The broadcast had generated a major panic, probably fuelled by the decision to use real US place names, notably Grover’s Mill, New Jersey in the script. Some people bizarrely claimed to have “seen” the alien invaders. Others seemed unclear if Martians, Nazis, Communists or Japanese had been attacking. Heart attacks induced by the panic were reported. Underlying anxiety about a probable imminent European war to some extent explains the whole phenomenon.
But as Orson Welles, the man behind the adaptation was quick to emphasise; the show had not been intended as a hoax. As he delivered the final lines of the live performance, Welles (no relation to H.G. Wells, despite their similar surnames), was concerned to see a number of police entering the studio. He subsequently proved surprisingly disingenuous about the effects of the chillingly convincing broadcast pointing out there had been several assurances that the work was fictional throughout. These were assurances which listeners might easily have missed and indeed, many obviously did.
For a short while, Welles feared that his career as a hugely talented actor, director and writer was over. In fact, the broadcast was the making of him. Soon, he would direct and star in Citizen Kane, the film that would permanently isolate him from the Hollywood establishment but which would in time be regarded as the greatest movie ever made. He delivered numerous great performances in the likes of The Third Man and Touch of Evil, grew to be physically huge and ended his days voicing Unicorn in Transformers: The Movie (1986).
H.G. Wells himself was not impressed.
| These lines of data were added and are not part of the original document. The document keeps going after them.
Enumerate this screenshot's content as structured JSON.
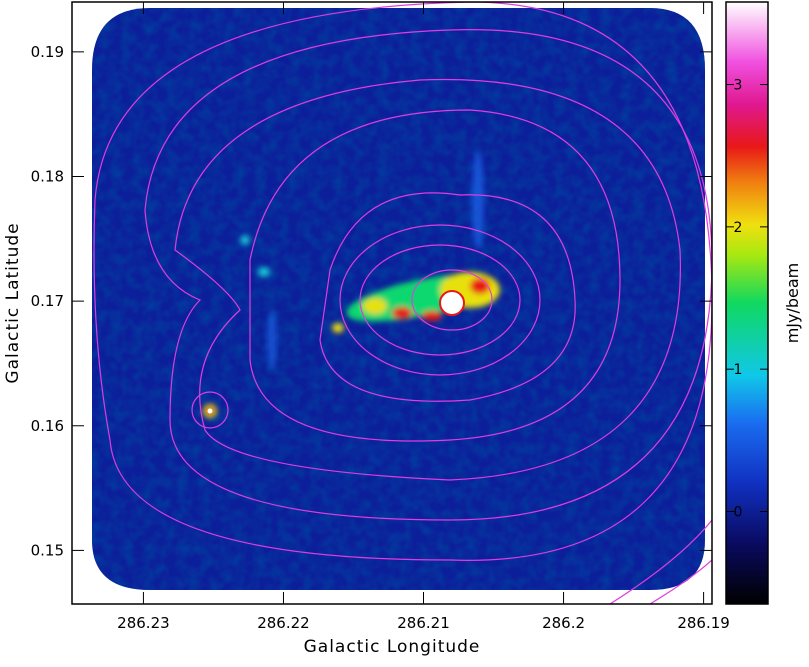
{
  "chart_data": {
    "type": "image",
    "xlabel": "Galactic Longitude",
    "ylabel": "Galactic Latitude",
    "xlim": [
      286.2351,
      286.1894
    ],
    "xticks": [
      286.23,
      286.22,
      286.21,
      286.2,
      286.19
    ],
    "ylim": [
      0.1457,
      0.194
    ],
    "yticks": [
      0.15,
      0.16,
      0.17,
      0.18,
      0.19
    ],
    "colorbar": {
      "label": "mJy/beam",
      "lim": [
        -0.65,
        3.58
      ],
      "ticks": [
        0,
        1,
        2,
        3
      ]
    },
    "contour_color": "#e03ce0"
  }
}
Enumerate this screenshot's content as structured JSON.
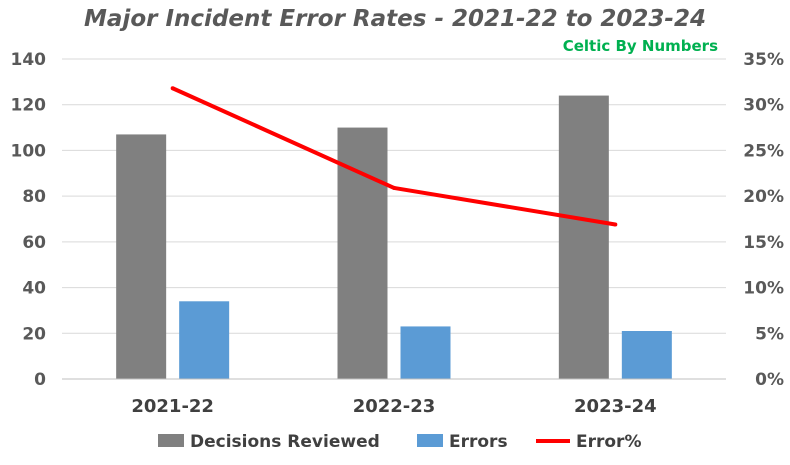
{
  "chart_data": {
    "type": "bar",
    "title": "Major Incident Error Rates - 2021-22 to 2023-24",
    "watermark": "Celtic By Numbers",
    "categories": [
      "2021-22",
      "2022-23",
      "2023-24"
    ],
    "series": [
      {
        "name": "Decisions Reviewed",
        "kind": "bar",
        "axis": "left",
        "color": "#808080",
        "values": [
          107,
          110,
          124
        ]
      },
      {
        "name": "Errors",
        "kind": "bar",
        "axis": "left",
        "color": "#5b9bd5",
        "values": [
          34,
          23,
          21
        ]
      },
      {
        "name": "Error%",
        "kind": "line",
        "axis": "right",
        "color": "#ff0000",
        "values": [
          31.8,
          20.9,
          16.9
        ]
      }
    ],
    "y_left": {
      "min": 0,
      "max": 140,
      "ticks": [
        "0",
        "20",
        "40",
        "60",
        "80",
        "100",
        "120",
        "140"
      ]
    },
    "y_right": {
      "min": 0,
      "max": 35,
      "ticks": [
        "0%",
        "5%",
        "10%",
        "15%",
        "20%",
        "25%",
        "30%",
        "35%"
      ]
    },
    "gridlines": true,
    "legend_position": "bottom"
  }
}
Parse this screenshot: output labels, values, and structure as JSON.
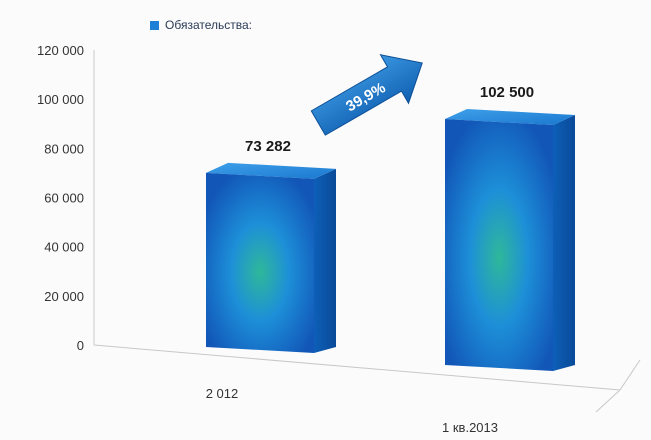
{
  "chart_data": {
    "type": "bar",
    "categories": [
      "2 012",
      "1 кв.2013"
    ],
    "series": [
      {
        "name": "Обязательства:",
        "values": [
          73282,
          102500
        ]
      }
    ],
    "data_labels": [
      "73 282",
      "102 500"
    ],
    "ylim": [
      0,
      120000
    ],
    "yticks": [
      0,
      20000,
      40000,
      60000,
      80000,
      100000,
      120000
    ],
    "ytick_labels": [
      "0",
      "20 000",
      "40 000",
      "60 000",
      "80 000",
      "100 000",
      "120 000"
    ],
    "annotation": {
      "text": "39,9%"
    },
    "legend_position": "top-left",
    "grid": false,
    "colors": {
      "bar": "#1d7fd6",
      "bar_dark": "#0b55a8",
      "bar_glow": "#2fb89a",
      "arrow": "#1670c4"
    }
  }
}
His US agent hinted at legal consequences over both the lack of faithfulness to his original work and also that “Mr H.G. Wells personally is deeply concerned that any of his work should be used in such a way, and with totally unwarranted liberty, to cause deep distress and alarm throughout the United States”.
Later, Wells met the young man behind the drama and his attitude softened. A surge in sales of The War of the Worlds now advertised as “the book that terrorised the nation over the air!” probably helped.
Source: The Martians Are Coming!: The True Story of Orson Welles’ 1938 Panic Broadcast by Alan Gallop.
All’s well that ends well…
H.G. Wells achieved a lot in his life, advancing attitudes on socialism, universal government and writing many non-fiction or non-science fiction books in addition to the ones mentioned here. But it is his impact on the world of science fiction for which he will always be best remembered.
The 1979 film Time After Time sees Malcolm McDowell playing Wells himself as he travels in his own time machine to present day New York in pursuit of an escaping Jack The Ripper (David Warner). The story, based on a novel by Karl Alexander, is soon to be remade for TV.
In reality, though this is obviously fiction, Wells was certainly the first person to write about a physical machine which goes through time. In short, without Wells it is doubtful we would ever have had the DeLorean of Back to the Future or the Tardis or the grandiose alien invasions of Independence Day.
Science fiction undoubtedly owes H.G. Wells an enormous debt.